TakeCare ended its exclusive merger talks with FHP International and said it will talk with other potential merger partners in addition to FHP.
Concord, Calif.-based TakeCare said its board wants to discuss offers from some other companies, which it would Managed carenot name, before making any further decisions about the sale of the company.
Observers in California have said for months that TakeCare, a dominant HMO in the San Francisco Bay area, had put itself on the auction block. They said TakeCare's long-term goal apparently has been to sell the company at a profit.
The news was a blow to Orange County-based FHP, which is having trouble cracking the Northern California HMO market, analysts said.
Shares of TakeCare jumped $2.875 on Feb. 9 to $66.875 in NASDAQ trading, while FHP's stock fell $1.125 to $26.75.
On Jan. 10, FHP, Fountain Valley, Calif., said it reached an agreement in principle to merge TakeCare into a wholly owned subsidiary of FHP. FHP valued the deal at $800 million, or $62 per share of TakeCare's common stock. The deal consisted of 35% cash, 15% FHP common stock and 50% convertible preferred stock. Under the agreement, TakeCare was required to negotiate exclusively with FHP through Feb. 7 (Jan. 17, p. 14).

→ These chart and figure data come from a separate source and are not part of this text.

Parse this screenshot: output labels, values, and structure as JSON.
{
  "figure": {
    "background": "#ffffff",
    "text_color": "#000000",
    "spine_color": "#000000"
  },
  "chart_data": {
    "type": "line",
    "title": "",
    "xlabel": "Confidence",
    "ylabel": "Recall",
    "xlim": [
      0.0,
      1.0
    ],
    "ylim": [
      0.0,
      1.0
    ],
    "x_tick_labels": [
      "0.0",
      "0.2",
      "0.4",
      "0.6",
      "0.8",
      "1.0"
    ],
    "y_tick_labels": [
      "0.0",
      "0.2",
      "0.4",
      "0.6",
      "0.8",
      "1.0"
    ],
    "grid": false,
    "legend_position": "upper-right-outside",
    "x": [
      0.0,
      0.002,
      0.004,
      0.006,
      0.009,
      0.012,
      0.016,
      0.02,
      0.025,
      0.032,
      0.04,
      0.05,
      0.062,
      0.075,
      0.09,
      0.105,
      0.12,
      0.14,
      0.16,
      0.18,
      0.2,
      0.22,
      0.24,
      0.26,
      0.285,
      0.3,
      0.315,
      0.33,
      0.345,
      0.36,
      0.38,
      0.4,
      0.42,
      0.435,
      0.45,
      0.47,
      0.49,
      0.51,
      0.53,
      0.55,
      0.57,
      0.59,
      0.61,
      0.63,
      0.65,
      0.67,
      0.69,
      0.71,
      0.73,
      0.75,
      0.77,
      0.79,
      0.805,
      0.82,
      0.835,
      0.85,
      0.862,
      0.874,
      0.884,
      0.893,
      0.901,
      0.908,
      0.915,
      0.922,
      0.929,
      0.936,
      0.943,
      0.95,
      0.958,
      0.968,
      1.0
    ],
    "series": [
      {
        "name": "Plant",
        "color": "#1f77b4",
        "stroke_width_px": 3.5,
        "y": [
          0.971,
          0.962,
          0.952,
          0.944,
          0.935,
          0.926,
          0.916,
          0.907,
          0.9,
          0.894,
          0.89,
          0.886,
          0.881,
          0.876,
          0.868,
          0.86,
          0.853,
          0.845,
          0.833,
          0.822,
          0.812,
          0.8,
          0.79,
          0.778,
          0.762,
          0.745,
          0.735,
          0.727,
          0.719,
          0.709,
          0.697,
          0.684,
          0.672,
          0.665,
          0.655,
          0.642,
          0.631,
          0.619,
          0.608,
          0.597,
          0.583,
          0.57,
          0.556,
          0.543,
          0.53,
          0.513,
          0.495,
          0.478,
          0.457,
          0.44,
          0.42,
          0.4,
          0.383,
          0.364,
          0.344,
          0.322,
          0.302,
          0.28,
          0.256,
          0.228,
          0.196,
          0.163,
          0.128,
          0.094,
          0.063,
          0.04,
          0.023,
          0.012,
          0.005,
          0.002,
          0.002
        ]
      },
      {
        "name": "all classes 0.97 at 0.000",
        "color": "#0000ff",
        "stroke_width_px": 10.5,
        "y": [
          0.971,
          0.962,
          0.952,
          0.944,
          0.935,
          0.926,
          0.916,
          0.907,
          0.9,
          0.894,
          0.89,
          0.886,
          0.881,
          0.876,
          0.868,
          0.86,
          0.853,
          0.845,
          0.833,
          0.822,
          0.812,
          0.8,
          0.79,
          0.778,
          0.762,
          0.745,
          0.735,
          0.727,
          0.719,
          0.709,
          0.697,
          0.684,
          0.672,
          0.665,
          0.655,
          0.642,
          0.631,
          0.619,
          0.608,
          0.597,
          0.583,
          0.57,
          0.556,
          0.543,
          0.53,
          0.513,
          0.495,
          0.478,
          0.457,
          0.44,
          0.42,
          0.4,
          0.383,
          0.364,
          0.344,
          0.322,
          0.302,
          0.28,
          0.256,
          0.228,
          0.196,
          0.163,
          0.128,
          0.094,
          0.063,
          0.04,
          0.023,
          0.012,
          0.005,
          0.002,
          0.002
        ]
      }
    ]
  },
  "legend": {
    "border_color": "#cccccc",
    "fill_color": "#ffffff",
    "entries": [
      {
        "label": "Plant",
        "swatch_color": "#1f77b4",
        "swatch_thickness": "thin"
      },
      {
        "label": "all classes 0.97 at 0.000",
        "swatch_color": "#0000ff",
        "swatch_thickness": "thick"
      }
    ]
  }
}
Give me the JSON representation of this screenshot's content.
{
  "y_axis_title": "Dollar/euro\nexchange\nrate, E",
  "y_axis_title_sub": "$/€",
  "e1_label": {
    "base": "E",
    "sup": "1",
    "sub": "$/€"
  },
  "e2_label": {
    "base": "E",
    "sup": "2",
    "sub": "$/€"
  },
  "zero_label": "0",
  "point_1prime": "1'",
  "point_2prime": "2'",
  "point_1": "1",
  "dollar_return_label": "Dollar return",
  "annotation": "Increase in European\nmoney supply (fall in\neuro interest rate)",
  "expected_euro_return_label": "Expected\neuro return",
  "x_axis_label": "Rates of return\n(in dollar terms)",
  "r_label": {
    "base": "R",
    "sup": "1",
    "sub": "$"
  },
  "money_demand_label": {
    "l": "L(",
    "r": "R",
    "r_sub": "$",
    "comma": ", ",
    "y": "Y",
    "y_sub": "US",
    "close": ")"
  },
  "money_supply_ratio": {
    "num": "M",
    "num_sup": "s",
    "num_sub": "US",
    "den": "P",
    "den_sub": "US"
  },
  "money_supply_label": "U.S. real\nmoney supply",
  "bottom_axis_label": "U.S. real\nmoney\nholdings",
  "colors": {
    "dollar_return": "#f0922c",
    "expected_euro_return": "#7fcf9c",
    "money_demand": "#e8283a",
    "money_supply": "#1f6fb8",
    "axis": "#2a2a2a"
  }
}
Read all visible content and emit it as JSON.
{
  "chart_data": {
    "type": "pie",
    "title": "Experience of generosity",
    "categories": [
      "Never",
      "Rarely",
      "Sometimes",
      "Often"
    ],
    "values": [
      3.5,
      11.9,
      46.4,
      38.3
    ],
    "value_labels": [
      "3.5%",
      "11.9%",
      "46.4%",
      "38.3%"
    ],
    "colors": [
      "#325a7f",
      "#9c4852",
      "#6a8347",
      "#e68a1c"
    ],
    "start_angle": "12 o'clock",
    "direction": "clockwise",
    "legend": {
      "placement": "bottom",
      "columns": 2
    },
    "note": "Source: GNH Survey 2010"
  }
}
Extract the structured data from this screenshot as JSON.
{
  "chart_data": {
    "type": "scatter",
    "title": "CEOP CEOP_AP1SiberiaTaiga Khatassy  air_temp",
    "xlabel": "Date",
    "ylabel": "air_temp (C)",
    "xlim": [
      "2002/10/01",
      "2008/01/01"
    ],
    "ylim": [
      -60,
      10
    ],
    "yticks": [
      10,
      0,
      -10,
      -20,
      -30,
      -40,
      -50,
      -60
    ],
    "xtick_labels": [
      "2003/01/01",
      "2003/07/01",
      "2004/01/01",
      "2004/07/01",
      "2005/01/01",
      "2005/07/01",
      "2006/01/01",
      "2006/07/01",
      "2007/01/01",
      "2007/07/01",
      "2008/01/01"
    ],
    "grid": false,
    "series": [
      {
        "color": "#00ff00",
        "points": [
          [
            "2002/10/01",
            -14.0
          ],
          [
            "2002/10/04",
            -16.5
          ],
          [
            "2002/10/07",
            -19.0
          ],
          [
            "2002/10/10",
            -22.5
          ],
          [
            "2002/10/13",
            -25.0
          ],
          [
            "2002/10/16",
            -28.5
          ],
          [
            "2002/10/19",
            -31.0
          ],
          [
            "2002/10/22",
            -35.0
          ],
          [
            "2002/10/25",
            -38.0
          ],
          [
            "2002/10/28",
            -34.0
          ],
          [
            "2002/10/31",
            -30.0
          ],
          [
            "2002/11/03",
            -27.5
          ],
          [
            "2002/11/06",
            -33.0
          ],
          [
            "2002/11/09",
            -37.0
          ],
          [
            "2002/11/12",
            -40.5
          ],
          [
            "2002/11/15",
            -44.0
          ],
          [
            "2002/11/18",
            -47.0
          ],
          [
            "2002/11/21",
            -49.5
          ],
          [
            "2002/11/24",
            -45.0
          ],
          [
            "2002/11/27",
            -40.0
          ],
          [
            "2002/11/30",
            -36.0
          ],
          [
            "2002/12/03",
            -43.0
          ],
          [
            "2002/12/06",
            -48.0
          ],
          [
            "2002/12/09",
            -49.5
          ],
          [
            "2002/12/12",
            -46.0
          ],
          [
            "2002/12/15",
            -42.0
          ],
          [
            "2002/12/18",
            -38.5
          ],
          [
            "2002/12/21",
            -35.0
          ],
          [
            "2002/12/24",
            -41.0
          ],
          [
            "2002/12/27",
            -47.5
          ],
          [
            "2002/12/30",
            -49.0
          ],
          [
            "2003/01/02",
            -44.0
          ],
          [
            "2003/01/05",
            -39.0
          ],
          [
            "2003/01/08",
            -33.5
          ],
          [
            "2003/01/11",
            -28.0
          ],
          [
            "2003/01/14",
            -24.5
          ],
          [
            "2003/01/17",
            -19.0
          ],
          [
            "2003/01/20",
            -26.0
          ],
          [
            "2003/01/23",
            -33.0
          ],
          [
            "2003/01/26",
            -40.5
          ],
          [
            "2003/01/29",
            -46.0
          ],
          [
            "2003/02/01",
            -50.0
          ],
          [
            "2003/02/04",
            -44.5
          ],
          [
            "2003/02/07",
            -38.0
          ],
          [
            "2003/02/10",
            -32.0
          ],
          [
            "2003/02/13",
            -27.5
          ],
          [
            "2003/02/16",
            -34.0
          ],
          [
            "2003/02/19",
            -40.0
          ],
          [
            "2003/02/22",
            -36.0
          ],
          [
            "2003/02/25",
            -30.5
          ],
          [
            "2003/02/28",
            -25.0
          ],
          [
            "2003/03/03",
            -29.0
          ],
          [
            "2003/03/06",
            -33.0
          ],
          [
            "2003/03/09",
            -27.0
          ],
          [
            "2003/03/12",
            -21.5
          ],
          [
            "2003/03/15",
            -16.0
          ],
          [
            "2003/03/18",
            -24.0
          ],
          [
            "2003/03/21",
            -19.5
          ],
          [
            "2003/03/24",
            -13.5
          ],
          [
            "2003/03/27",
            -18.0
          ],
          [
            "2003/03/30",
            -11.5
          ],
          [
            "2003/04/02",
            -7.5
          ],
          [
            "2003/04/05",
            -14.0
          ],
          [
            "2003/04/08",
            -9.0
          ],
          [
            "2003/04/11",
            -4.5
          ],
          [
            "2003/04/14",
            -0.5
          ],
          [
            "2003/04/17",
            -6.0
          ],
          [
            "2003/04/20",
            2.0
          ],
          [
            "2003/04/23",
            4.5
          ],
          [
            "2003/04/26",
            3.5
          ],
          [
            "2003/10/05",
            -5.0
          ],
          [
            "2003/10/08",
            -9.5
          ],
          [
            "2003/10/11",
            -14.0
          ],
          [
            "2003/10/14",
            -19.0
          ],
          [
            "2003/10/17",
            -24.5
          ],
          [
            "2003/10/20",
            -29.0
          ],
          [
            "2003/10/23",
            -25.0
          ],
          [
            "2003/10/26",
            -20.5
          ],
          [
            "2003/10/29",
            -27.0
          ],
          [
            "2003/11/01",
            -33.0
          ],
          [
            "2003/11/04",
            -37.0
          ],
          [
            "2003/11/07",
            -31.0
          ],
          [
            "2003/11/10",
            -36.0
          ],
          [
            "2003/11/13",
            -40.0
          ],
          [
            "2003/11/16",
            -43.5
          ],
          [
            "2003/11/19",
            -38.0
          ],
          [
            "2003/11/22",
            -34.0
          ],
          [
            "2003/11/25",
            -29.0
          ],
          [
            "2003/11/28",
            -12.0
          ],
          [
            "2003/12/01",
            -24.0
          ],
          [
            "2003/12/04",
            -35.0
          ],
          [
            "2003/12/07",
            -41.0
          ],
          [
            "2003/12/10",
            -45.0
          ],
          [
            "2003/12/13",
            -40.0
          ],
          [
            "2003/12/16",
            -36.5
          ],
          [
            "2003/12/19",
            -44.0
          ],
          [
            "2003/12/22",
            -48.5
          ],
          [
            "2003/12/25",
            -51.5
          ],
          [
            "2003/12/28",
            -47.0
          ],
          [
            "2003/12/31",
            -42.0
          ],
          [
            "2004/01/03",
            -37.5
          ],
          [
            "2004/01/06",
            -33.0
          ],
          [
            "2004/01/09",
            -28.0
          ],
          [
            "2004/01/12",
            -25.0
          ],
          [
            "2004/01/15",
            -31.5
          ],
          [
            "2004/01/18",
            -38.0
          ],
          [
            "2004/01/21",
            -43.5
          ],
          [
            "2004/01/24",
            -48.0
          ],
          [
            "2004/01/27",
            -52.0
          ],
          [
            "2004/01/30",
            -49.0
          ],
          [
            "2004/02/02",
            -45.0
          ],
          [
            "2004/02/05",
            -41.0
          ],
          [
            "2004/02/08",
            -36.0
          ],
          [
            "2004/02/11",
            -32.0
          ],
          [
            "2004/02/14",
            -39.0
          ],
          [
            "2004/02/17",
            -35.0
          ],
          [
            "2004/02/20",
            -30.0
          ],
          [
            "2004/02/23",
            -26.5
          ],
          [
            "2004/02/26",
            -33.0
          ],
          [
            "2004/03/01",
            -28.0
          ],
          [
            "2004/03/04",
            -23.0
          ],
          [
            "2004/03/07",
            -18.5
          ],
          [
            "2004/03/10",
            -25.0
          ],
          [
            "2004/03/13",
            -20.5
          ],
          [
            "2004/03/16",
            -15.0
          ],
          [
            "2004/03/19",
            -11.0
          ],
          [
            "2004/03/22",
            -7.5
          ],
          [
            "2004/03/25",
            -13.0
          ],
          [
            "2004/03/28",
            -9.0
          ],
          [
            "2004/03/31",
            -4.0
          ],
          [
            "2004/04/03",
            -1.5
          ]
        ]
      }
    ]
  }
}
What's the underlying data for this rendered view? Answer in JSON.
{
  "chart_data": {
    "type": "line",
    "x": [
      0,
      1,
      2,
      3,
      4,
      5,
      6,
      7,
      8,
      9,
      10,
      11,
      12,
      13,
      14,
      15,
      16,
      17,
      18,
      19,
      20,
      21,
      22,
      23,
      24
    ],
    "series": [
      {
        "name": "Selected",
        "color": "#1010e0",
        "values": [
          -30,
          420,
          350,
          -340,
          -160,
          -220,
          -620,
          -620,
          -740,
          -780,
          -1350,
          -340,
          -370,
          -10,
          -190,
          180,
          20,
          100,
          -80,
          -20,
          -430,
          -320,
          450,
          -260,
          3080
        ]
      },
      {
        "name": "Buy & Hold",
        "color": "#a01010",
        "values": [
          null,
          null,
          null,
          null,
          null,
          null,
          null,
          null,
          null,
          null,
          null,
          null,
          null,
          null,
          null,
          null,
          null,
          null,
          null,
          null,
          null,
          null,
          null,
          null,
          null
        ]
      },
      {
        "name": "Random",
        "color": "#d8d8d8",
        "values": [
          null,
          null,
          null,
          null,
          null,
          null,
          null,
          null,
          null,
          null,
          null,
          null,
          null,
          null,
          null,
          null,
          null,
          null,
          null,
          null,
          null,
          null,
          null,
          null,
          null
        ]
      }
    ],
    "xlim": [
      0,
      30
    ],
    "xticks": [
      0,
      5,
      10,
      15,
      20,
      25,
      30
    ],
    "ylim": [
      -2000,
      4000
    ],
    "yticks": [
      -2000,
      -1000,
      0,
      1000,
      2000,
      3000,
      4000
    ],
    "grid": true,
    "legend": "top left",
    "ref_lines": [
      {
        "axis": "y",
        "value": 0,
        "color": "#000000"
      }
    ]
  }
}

However, on Jan. 18, a group of private shareholders associated with Pittsburgh-based Henry L. Hillman, which represents 22% of TakeCare's stock, filed suit against the company, alleging it accepted FHP's offer over a superior all-stock offer by United HealthCare Corp., a Minnetonka, Minn.-based HMO operator.
The Hillman group controls about half of the equity in TakeCare that's not publicly owned, said Peter A. Wadsworth, a New York-based investment banker representing healthcare organizations.
At the time, a majority of TakeCare's board said United's all-stock bid wasn't high enough to offset the risk when compared with FHP's bid, the company said. TakeCare said the Hillman group supported the all-stock bid because the members wanted to avoid paying a hefty capital gains tax on the investment in TakeCare, which the group acquired at an average price of 71 cents a share.
Mr. Wadsworth said many HMOs are already fully priced, which increases the risk that a suitor might pay too much for a rival health plan. Even so, many HMOs "have their pocketbooks open" for potential deals, he said.
He noted, for example, that Cypress, Calif.-based PacifiCare Health Systems recently established a $130 million revolving line of credit with Chase Manhattan Bank to finance healthcare acquisitions and investments.